Given that the majority of S. fonticola isolates in our medical system came from urine cultures, we postulate that this organism may be part of the microbiota inhabiting the gastrointestinal tract. This is supported by the 2 cases of polymicrobial bacteremia in patients with injury of their intestinal mucosa. It is surprising that no prior reports of S. fonticola in urinary specimens exist, which raises the possibility that this organism may only be an occasional member of the gastrointestinal microbiota. Van Hoek et al. detected S. fonticola on a variety of retail vegetables, suggesting ample opportunities for exposure, including through ingestion [12]. Prior reports on wounds and respiratory tracts, nevertheless, are rare enough to question how often humans are truly colonized by this organism.

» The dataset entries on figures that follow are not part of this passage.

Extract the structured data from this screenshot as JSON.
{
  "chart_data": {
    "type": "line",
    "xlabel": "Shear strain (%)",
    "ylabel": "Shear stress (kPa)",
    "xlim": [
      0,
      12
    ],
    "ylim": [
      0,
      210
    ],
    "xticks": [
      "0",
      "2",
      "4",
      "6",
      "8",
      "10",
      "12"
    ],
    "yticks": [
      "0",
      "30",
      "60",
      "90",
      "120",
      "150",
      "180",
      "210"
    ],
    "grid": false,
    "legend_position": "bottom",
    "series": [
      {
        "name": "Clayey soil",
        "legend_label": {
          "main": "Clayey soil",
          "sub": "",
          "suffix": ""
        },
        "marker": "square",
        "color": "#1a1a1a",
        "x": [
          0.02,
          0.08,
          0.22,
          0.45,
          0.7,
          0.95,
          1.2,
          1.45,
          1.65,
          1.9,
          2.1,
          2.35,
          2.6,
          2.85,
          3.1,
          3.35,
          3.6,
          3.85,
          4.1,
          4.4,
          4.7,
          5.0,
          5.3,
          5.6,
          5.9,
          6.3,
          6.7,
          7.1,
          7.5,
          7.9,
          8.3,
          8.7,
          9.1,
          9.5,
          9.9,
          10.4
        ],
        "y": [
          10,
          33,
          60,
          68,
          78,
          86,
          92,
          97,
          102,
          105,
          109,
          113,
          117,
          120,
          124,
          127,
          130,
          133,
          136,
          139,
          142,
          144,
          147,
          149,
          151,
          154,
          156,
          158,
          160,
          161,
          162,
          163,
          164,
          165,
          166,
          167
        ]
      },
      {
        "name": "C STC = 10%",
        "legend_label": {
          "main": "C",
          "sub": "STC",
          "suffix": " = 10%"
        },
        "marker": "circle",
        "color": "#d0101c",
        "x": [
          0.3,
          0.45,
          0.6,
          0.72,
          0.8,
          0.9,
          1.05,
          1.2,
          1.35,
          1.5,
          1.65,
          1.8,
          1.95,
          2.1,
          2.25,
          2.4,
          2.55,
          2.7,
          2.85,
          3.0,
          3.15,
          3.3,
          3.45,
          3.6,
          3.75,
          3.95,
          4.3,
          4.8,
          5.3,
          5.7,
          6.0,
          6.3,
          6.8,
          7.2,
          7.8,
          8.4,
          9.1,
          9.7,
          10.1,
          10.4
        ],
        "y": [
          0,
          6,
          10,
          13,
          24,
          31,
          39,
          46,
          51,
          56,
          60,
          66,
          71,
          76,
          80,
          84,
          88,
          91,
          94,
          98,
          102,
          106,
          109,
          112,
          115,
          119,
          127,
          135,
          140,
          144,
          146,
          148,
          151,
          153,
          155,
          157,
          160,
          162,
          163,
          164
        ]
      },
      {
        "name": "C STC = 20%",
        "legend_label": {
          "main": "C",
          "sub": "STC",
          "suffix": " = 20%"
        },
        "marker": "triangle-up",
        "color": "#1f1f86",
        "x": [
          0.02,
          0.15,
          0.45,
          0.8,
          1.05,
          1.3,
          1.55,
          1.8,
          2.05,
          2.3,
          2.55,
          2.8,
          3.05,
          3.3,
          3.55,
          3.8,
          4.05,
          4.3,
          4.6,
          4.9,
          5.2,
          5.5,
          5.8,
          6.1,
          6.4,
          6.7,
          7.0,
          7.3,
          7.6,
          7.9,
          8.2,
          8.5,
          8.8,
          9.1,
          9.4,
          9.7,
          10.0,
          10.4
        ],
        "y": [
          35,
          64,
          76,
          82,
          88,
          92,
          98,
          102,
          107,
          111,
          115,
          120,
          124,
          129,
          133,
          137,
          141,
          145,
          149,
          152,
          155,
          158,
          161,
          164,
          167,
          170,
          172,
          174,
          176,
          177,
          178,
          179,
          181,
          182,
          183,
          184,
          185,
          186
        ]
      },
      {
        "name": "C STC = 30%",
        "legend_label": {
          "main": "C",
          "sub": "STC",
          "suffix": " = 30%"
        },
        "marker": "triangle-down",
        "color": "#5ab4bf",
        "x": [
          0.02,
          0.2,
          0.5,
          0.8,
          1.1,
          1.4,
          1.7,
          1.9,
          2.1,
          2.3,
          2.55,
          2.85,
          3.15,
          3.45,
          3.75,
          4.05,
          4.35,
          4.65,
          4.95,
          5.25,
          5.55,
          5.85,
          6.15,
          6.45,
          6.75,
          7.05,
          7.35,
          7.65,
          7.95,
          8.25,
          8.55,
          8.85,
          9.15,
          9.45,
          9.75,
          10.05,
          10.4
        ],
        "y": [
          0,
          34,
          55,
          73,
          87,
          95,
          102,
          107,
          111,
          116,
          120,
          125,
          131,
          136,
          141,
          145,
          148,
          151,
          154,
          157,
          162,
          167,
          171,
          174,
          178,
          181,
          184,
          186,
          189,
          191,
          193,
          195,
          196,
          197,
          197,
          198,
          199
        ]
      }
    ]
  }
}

While human infections described so far have not presented a therapeutic challenge in terms of resistance, S. fonticola has the potential of harboring resistance elements, including a chromosomal inducible AmpC beta-lactamase. Van Hoek et al. found an inducible FONA-type extended spectrum beta-lactamase (ESBL) associated with resistance to third generation cephalosporins in isolates from retail vegetables [12]. While a chromosomal enzyme in S. fonticola, the same ESBL exists on a self-transferrable plasmid in Enterobacter cloacae [13]. There is a theoretical risk that S. fonticola could transmit these resistance elements to other bacteria. The antimicrobial susceptibility data from our clinical specimens, as well as previous reports, indicate that extended-spectrum cephalosporins, carbapenems and fluoroquinolones are the best options for empiric treatment of true S. fonticola infections.

Based upon this case series of clinical cultures from our medical system, S. fonticola appears to remain an unusual human pathogen and is more commonly a bystander in polymicrobial infections than previously appreciated.

Ethical disclosures

The Institutional Review Board at the corresponding author's institution approved the case series.

Conflict of interest

All authors declare they have no conflicts of interest relevant to this work.